Walk forward cross-validation with Optuna and deepar in pytorch forecasting

Jose_Peeterson · May 1, 2023, 4:37pm

I want to perform 3 splits walk forward cross validation with expanding training set for the deepar model from the pytorch forecasting framework. When I do walk forward validation, I also want to do hyperparameter optimization using Optuna.

Currently, the setup is normal validation (i.e. split1 only). After every epoch, the validation loss is calculated and passed to Optuna which uses it to prune the trial if necessary. A trial is one of the many possible combinations of hyperparameters. This is a kind of early stopping done by Optuna to prevent training of further epochs in that trial to save time.

If my understating of walk forward cross validation is correct, I would like to use 3 folds of validation that are temporally increasing.
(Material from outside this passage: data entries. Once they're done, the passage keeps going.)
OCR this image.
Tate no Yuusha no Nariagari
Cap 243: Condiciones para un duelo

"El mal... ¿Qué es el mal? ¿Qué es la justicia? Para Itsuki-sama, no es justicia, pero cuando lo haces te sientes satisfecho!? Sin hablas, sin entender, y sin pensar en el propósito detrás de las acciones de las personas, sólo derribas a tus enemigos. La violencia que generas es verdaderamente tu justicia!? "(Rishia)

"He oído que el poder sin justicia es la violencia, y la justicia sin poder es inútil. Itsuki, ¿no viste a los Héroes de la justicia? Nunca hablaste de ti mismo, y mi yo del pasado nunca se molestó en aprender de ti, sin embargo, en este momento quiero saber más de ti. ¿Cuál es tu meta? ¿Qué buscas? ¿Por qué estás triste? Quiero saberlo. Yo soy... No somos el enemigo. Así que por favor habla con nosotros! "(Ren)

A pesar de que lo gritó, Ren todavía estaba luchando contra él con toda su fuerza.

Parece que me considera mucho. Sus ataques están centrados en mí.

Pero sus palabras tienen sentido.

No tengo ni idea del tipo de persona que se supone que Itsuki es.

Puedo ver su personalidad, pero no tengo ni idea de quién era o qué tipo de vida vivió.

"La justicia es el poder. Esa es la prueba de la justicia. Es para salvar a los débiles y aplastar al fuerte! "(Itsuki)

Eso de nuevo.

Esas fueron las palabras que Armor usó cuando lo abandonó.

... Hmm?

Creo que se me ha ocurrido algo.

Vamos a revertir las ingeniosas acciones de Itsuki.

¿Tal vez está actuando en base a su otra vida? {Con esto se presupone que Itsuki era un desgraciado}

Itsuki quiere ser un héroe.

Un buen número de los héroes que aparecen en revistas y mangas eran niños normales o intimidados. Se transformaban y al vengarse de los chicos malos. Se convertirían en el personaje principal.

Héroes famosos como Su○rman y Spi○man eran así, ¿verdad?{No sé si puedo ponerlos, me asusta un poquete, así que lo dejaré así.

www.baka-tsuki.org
The picture below shows the splits.

For every epoch, I would like to synchronously perform trainer.fit() for all the three splits and then get their average validation loss after each epoch and pass it to Optuna to decide whether to prune this trial or not. Do I have to do some kind of multithreading or is there any setting in deepar that can achieve this?

Is there another way to perform walk forward validation? I mean like doing sequentially for each split at a time. So first for split1 many epochs are tried until early stopping condition is met (i.e. validation loss does not improve). Next split2 is trained and validated like split1 to obtain minimum validation loss for split2. The same happens with split3. Finally all three minimum validation loss are averaged. Note that all 3 splits might have stopped at different epochs but we just ignore that and only take the minimum validation loss in each split. In this case how to use Optuna to prune the trial?
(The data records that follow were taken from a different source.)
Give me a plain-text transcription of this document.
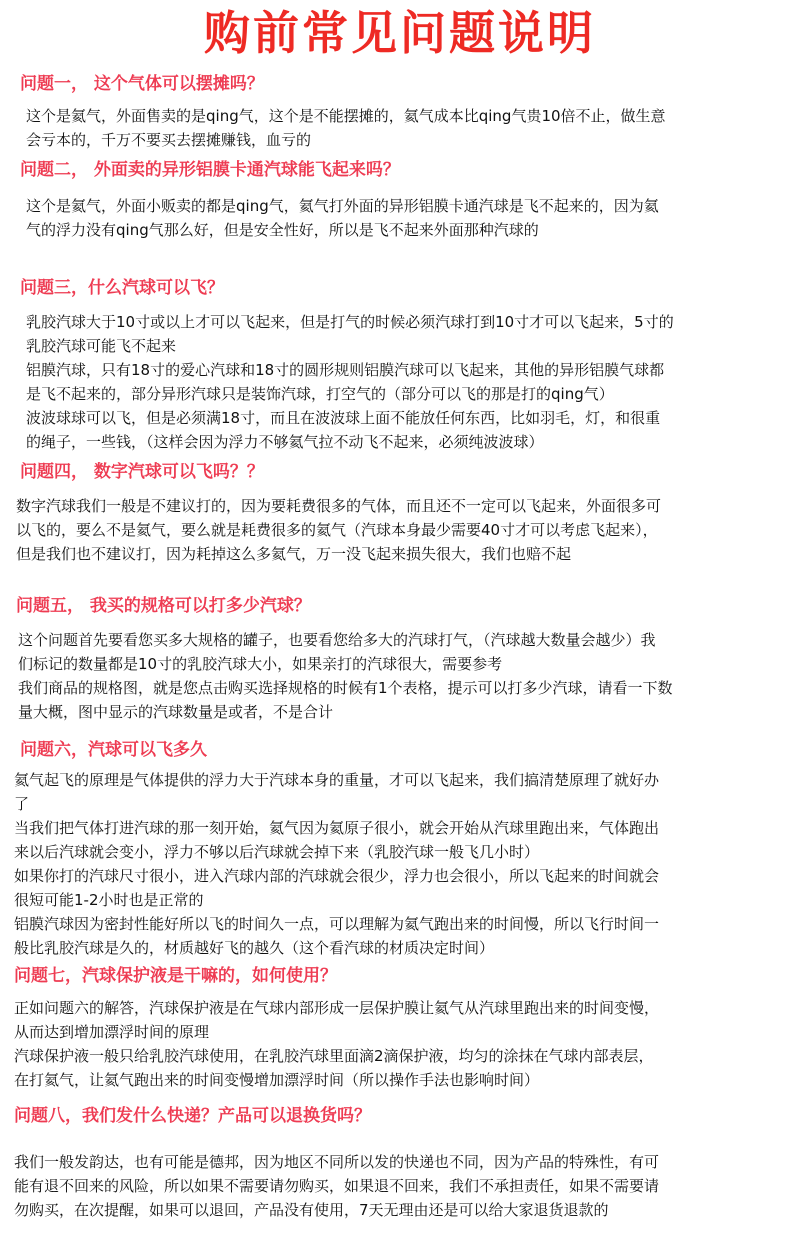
购前常见问题说明
问题一， 这个气体可以摆摊吗？
这个是氦气，外面售卖的是qing气，这个是不能摆摊的，氦气成本比qing气贵10倍不止，做生意
会亏本的，千万不要买去摆摊赚钱，血亏的
问题二， 外面卖的异形铝膜卡通汽球能飞起来吗？
这个是氦气，外面小贩卖的都是qing气，氦气打外面的异形铝膜卡通汽球是飞不起来的，因为氦
气的浮力没有qing气那么好，但是安全性好，所以是飞不起来外面那种汽球的
问题三，什么汽球可以飞？
乳胶汽球大于10寸或以上才可以飞起来，但是打气的时候必须汽球打到10寸才可以飞起来，5寸的
乳胶汽球可能飞不起来
铝膜汽球，只有18寸的爱心汽球和18寸的圆形规则铝膜汽球可以飞起来，其他的异形铝膜气球都
是飞不起来的，部分异形汽球只是装饰汽球，打空气的（部分可以飞的那是打的qing气）
波波球球可以飞，但是必须满18寸，而且在波波球上面不能放任何东西，比如羽毛，灯，和很重
的绳子，一些钱，（这样会因为浮力不够氦气拉不动飞不起来，必须纯波波球）
问题四， 数字汽球可以飞吗？？
数字汽球我们一般是不建议打的，因为要耗费很多的气体，而且还不一定可以飞起来，外面很多可
以飞的，要么不是氦气，要么就是耗费很多的氦气（汽球本身最少需要40寸才可以考虑飞起来），
但是我们也不建议打，因为耗掉这么多氦气，万一没飞起来损失很大，我们也赔不起
问题五， 我买的规格可以打多少汽球？
这个问题首先要看您买多大规格的罐子，也要看您给多大的汽球打气，（汽球越大数量会越少）我
们标记的数量都是10寸的乳胶汽球大小，如果亲打的汽球很大，需要参考
我们商品的规格图，就是您点击购买选择规格的时候有1个表格，提示可以打多少汽球，请看一下数
量大概，图中显示的汽球数量是或者，不是合计
问题六，汽球可以飞多久
氦气起飞的原理是气体提供的浮力大于汽球本身的重量，才可以飞起来，我们搞清楚原理了就好办
了
当我们把气体打进汽球的那一刻开始，氦气因为氦原子很小，就会开始从汽球里跑出来，气体跑出
来以后汽球就会变小，浮力不够以后汽球就会掉下来（乳胶汽球一般飞几小时）
如果你打的汽球尺寸很小，进入汽球内部的汽球就会很少，浮力也会很小，所以飞起来的时间就会
很短可能1-2小时也是正常的
铝膜汽球因为密封性能好所以飞的时间久一点，可以理解为氦气跑出来的时间慢，所以飞行时间一
般比乳胶汽球是久的，材质越好飞的越久（这个看汽球的材质决定时间）
问题七，汽球保护液是干嘛的，如何使用？
正如问题六的解答，汽球保护液是在气球内部形成一层保护膜让氦气从汽球里跑出来的时间变慢，
从而达到增加漂浮时间的原理
汽球保护液一般只给乳胶汽球使用，在乳胶汽球里面滴2滴保护液，均匀的涂抹在气球内部表层，
在打氦气，让氦气跑出来的时间变慢增加漂浮时间（所以操作手法也影响时间）
问题八，我们发什么快递？产品可以退换货吗？
我们一般发韵达，也有可能是德邦，因为地区不同所以发的快递也不同，因为产品的特殊性，有可
能有退不回来的风险，所以如果不需要请勿购买，如果退不回来，我们不承担责任，如果不需要请
勿购买，在次提醒，如果可以退回，产品没有使用，7天无理由还是可以给大家退货退款的
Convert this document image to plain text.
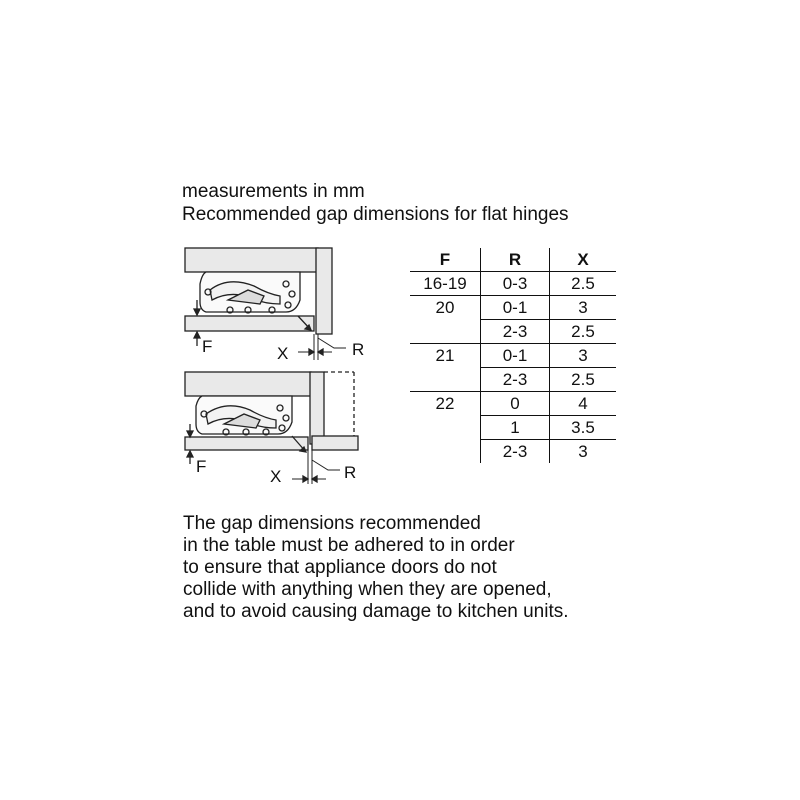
measurements in mm
Recommended gap dimensions for flat hinges
F	X	R
F
X	R
F	R	X
16-19	0-3	2.5
20	0-1	3
	2-3	2.5
21	0-1	3
	2-3	2.5
22	0	4
	1	3.5
	2-3	3
The gap dimensions recommended
in the table must be adhered to in order
to ensure that appliance doors do not
collide with anything when they are opened,
and to avoid causing damage to kitchen units.
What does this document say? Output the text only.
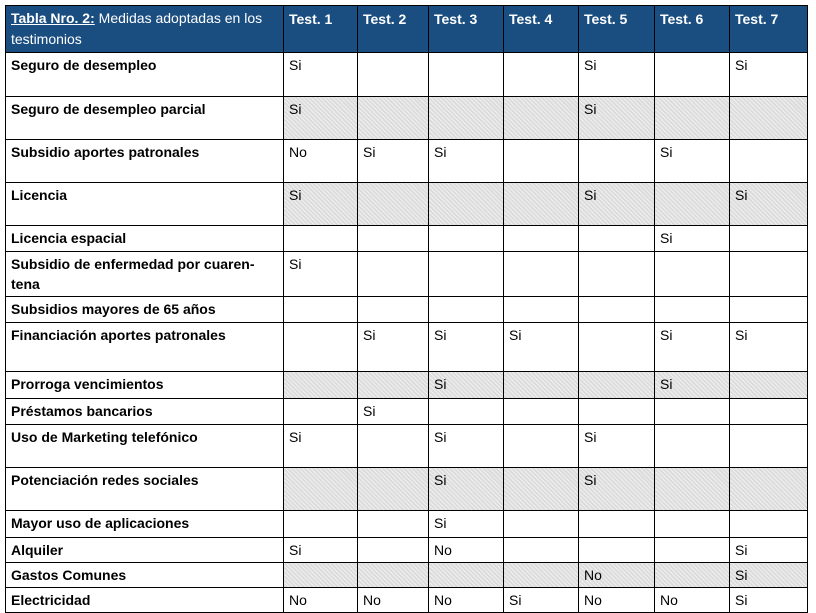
Tabla Nro. 2: Medidas adoptadas en los testimonios	Test. 1	Test. 2	Test. 3	Test. 4	Test. 5	Test. 6	Test. 7
Seguro de desempleo	Si				Si		Si
Seguro de desempleo parcial	Si				Si		
Subsidio aportes patronales	No	Si	Si			Si	
Licencia	Si				Si		Si
Licencia espacial						Si	
Subsidio de enfermedad por cuaren-tena	Si						
Subsidios mayores de 65 años							
Financiación aportes patronales		Si	Si	Si		Si	Si
Prorroga vencimientos			Si			Si	
Préstamos bancarios		Si					
Uso de Marketing telefónico	Si		Si		Si		
Potenciación redes sociales			Si		Si		
Mayor uso de aplicaciones			Si				
Alquiler	Si		No				Si
Gastos Comunes					No		Si
Electricidad	No	No	No	Si	No	No	Si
Currently, the objective function in Optuna looks like below:

def objective(trial,):  
  
  neu = trial.suggest_int(name="neu",low=600,high=800,step=25,log=False)
  lay = trial.suggest_int(name="lay",low=1,high=3,step=1,log=False)
  bat = trial.suggest_int(name="bat",low=4,high=12,step=4,log=False)
  lr = trial.suggest_float(name="lr",low=0.000001,high=0.01,log=True)
  num_ep = trial.suggest_int(name="num_ep",low=20,high=30,step=2,log=False)
  enc_len = encoder_length
  pred_len = 1
  drop = trial.suggest_float(name="dropout",low=0,high=0.4,step=0.1,log=False)

  train_dataset = TimeSeriesDataSet(
      train_data,
      time_idx="time_idx",
      target=Target,
      categorical_encoders=cat_dict,
      group_ids=["group"],
      min_encoder_length=enc_len,
      max_encoder_length=enc_len,
      min_prediction_length=pred_len,
      max_prediction_length=pred_len,
      time_varying_unknown_reals=[Target],
      time_varying_known_reals=num_cols_list,
      time_varying_known_categoricals=cat_list,
      add_relative_time_idx=False,
      randomize_length=False,
      scalers={},
      target_normalizer=TorchNormalizer(method="identity",center=False,transformation=None )

  )

  val_dataset = TimeSeriesDataSet.from_dataset(train_dataset,val_data, stop_randomization=True, predict=False)

  train_dataloader = train_dataset.to_dataloader(train=True, batch_size=bat)
  val_dataloader = val_dataset.to_dataloader(train=False, batch_size=bat)
  ######### Load DATA #############

  """
  Machine Learning predictions START
  1) DeepAR 

  """

  metrics_callback = MetricsCallback()

  trainer = pl.Trainer(
      max_epochs=num_ep,
      gpus=-1, #-1
      auto_lr_find=False,
      gradient_clip_val=0.1,
      limit_train_batches=1.0,
      limit_val_batches=1.0,
      logger=True,
      val_check_interval=1.0,
      callbacks=[lr_logger,metrics_callback]
  )

  #print(f"training routing:\n \n {trainer}")
  deepar = DeepAR.from_dataset(
      train_dataset,
      learning_rate=lr,
      hidden_size=neu,
      rnn_layers=lay,
      dropout=drop,
      loss=Loss,
      log_interval=20,
      log_val_interval=6,
      log_gradient_flow=False,
      # reduce_on_plateau_patience=3,
  )

  torch.set_num_threads(10)
  trainer.fit(
      deepar,
      train_dataloaders=train_dataloader,
      val_dataloaders=val_dataloader,
  )

  metrics_list = [ metrics["val_RMSE"].item()  for metrics in  metrics_callback.metrics[1:]]
  min_val_rmse = metrics_list[-1]

  trial.report(min_val_rmse)

  # Handle pruning based on the intermediate value.
  if trial.should_prune():
      raise optuna.exceptions.TrialPruned()

  return min_val_rmse

TC1 · November 8, 2024, 3:25pm

One idea is to first implement using a simple grid search where you have two model configurations.

Once you have that implemented, share your code here.

Personally, I have found that first creating a process that uses grid search helps me create a process that uses Optuna.